Un messaggio chiaro, che sottolinea l’importanza di adottare comportamenti prudenti per limitare l’esposizione ai fumi.

Il coordinamento dei soccorsi e le autorità coinvolte

La gestione dell’emergenza è stata affrontata attraverso una riunione del centro di coordinamento dei soccorsi, che ha visto la partecipazione di numerose istituzioni civili e militari. Tra i presenti figuravano il comandante della 46/a Brigata aerea, Luca Mazzini, il vicecomandante dei vigili del fuoco di Pisa, Giorgio Ciappei, i vertici provinciali delle forze di polizia, i sindaci dei Comuni coinvolti e le strutture di protezione civile.

In collegamento da remoto hanno partecipato anche i rappresentanti della Sala operativa regionale e quelli del Dipartimento nazionale di Protezione Civile, a conferma della portata dell’emergenza.

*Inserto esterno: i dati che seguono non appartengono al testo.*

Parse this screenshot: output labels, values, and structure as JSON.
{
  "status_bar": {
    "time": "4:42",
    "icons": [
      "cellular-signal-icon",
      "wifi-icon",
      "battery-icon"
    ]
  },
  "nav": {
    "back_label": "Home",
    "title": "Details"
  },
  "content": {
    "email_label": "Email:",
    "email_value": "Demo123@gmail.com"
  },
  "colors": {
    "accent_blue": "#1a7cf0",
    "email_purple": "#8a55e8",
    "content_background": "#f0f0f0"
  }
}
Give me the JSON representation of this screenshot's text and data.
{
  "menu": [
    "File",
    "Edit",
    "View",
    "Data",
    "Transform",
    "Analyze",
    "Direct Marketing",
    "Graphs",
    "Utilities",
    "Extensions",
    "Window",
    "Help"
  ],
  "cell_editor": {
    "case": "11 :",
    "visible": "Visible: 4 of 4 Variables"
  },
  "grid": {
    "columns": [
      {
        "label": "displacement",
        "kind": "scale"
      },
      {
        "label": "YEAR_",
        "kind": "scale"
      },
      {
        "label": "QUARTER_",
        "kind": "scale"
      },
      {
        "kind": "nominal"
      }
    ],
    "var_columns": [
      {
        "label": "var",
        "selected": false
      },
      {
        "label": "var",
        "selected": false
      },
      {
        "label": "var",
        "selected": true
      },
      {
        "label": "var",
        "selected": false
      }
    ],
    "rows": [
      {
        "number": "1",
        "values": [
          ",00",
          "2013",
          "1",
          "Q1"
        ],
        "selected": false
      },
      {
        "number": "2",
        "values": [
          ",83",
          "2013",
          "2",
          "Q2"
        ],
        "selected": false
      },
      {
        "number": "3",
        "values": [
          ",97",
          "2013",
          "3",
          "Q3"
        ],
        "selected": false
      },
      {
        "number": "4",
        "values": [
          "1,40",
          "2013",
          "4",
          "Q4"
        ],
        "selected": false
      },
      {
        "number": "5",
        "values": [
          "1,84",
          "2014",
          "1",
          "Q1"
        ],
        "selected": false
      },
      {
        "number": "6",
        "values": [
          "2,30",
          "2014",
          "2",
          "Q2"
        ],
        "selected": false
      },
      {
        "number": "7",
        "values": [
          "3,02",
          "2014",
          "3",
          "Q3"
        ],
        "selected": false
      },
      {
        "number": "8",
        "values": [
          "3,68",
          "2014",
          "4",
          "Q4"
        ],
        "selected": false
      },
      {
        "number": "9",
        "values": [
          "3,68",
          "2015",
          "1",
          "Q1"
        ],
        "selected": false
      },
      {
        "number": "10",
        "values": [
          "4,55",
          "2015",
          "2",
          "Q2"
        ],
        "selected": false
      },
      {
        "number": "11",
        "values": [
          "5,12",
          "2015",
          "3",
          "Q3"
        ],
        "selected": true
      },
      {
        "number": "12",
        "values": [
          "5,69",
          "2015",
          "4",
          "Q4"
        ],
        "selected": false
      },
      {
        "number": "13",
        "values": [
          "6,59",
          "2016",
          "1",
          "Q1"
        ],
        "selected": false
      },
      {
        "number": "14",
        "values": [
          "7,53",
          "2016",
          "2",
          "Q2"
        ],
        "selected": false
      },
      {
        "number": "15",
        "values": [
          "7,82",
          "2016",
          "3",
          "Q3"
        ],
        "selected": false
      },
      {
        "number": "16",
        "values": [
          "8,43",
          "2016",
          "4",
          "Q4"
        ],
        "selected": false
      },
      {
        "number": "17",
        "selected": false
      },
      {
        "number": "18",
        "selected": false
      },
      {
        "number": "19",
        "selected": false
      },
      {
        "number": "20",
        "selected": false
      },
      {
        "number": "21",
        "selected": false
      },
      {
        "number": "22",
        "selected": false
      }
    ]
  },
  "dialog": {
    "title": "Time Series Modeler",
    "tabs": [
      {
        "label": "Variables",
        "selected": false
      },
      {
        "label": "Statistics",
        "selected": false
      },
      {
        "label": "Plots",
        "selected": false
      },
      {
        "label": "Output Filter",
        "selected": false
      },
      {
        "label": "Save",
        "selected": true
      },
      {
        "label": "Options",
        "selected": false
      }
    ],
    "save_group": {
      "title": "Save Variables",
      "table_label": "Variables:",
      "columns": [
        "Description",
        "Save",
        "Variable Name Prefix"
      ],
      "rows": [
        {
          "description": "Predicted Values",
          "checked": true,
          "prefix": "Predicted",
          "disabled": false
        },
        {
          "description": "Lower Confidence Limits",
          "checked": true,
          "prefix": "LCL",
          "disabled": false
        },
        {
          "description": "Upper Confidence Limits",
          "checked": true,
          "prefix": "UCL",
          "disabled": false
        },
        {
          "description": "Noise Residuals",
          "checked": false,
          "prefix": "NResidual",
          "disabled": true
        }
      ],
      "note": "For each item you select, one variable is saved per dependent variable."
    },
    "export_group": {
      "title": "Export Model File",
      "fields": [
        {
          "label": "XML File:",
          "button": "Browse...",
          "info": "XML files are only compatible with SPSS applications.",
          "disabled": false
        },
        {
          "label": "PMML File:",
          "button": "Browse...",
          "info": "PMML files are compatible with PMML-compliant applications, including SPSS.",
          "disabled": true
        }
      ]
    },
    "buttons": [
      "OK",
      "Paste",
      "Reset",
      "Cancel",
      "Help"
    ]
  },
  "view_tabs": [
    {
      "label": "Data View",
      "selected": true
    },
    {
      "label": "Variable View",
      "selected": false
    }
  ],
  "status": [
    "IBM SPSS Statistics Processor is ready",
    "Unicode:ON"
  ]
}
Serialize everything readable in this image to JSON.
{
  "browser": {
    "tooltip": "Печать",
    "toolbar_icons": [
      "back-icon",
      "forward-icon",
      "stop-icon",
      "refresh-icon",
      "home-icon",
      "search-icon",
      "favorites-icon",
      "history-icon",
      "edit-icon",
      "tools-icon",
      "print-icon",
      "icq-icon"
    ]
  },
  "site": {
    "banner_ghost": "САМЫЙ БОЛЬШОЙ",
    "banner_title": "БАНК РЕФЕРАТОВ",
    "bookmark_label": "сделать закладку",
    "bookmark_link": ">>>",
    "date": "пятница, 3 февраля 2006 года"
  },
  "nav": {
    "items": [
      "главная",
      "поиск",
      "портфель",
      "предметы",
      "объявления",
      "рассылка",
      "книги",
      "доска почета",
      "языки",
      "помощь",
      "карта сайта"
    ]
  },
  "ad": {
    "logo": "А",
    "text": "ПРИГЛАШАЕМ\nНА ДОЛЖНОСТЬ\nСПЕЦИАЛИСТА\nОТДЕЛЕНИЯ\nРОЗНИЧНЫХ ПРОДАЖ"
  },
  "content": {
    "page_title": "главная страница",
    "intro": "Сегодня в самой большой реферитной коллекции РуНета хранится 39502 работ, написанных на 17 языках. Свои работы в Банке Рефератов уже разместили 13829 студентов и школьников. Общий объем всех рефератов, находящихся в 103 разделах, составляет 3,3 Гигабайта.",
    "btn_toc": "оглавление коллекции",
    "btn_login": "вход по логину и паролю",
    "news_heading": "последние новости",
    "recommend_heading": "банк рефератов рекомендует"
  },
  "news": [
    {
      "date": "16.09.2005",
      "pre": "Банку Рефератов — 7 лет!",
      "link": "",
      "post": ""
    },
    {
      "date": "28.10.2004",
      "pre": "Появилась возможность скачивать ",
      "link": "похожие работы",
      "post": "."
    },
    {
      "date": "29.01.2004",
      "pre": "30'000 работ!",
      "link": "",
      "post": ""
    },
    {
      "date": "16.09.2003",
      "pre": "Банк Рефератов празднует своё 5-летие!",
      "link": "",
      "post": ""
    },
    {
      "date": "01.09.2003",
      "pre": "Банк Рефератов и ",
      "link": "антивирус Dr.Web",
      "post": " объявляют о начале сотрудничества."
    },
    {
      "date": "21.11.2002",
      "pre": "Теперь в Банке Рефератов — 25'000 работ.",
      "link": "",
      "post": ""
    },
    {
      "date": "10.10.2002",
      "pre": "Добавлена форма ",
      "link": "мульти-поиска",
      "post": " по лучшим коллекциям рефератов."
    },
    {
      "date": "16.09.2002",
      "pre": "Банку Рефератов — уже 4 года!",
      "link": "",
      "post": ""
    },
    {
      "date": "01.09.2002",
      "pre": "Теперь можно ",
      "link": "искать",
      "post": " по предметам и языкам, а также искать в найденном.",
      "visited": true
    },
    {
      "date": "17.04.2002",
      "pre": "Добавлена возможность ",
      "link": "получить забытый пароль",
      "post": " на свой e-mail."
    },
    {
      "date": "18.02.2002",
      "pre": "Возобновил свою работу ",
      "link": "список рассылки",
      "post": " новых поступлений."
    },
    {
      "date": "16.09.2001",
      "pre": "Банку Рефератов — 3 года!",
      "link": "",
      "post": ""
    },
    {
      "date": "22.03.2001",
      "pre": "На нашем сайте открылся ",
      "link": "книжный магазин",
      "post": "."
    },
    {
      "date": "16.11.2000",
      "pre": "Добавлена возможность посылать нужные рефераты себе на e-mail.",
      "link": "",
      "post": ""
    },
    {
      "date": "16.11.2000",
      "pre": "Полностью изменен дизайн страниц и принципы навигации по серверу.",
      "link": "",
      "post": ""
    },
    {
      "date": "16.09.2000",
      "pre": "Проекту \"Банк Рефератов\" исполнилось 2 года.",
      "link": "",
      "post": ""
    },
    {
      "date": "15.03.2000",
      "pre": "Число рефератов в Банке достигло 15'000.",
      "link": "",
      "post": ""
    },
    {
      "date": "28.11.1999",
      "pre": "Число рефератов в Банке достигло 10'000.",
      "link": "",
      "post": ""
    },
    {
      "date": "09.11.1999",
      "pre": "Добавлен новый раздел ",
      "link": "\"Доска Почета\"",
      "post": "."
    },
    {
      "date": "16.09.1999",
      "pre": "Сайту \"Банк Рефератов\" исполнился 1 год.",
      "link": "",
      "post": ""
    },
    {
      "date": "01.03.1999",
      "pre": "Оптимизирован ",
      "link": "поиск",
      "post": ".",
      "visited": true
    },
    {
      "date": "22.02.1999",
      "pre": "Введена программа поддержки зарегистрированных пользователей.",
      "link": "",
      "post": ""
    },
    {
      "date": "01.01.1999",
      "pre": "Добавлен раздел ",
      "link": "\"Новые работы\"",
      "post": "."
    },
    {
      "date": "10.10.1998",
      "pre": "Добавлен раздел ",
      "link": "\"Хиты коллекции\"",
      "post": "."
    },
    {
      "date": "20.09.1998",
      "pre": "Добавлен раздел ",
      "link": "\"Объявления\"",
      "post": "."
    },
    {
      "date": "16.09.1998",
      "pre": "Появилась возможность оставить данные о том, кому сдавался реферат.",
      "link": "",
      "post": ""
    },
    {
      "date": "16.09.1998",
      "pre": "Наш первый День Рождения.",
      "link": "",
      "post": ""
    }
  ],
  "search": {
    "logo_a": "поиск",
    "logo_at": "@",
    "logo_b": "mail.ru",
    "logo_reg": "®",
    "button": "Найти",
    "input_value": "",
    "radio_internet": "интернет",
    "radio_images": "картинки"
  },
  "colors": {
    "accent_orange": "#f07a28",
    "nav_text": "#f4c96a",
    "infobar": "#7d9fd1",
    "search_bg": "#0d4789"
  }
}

Il comunicato della prefettura ribadisce: “hanno preso parte il comandante della 46/a Brigata aerea, Luca Mazzini, il vicecomandante dei vigili del fuoco di Pisa, Giorgio Ciappei, i vertici provinciali delle forze di polizia, oltre ai sindaci dei Comuni coinvolti e alle strutture di protezione civile e in videoconferenza anche i rappresentanti della Sala operativa regionale e quelli del Dipartimento nazionale di Protezione Civile: in base alle previsioni meteo attualmente disponibili, nelle prossime ore il fumo potrebbe scendere e, proprio per tale motivo, a titolo cautelativo, le autorità invitano le popolazioni dei Comuni di San Giuliano Terme, Vecchiano e Pisa a tenere le finestre chiuse e a non svolgere attività all’aperto nelle prime ore del mattino di domani”. 

Le raccomandazioni alla popolazione: finestre chiuse e attività limitate

L’indicazione principale per i cittadini è quella di tenere le finestre chiuse e di evitare attività all’aperto nelle prime ore del mattino. Si tratta di misure precauzionali fondamentali per ridurre i rischi legati all’inalazione dei fumi prodotti dall’incendio. L’evoluzione della situazione resta strettamente legata alle condizioni meteorologiche, mentre proseguono le operazioni di spegnimento e contenimento del rogo. L’attenzione rimane alta su tutto il territorio coinvolto, con le autorità impegnate a monitorare costantemente l’andamento dell’incendio sul Monte Faeta e a garantire la sicurezza dei cittadini.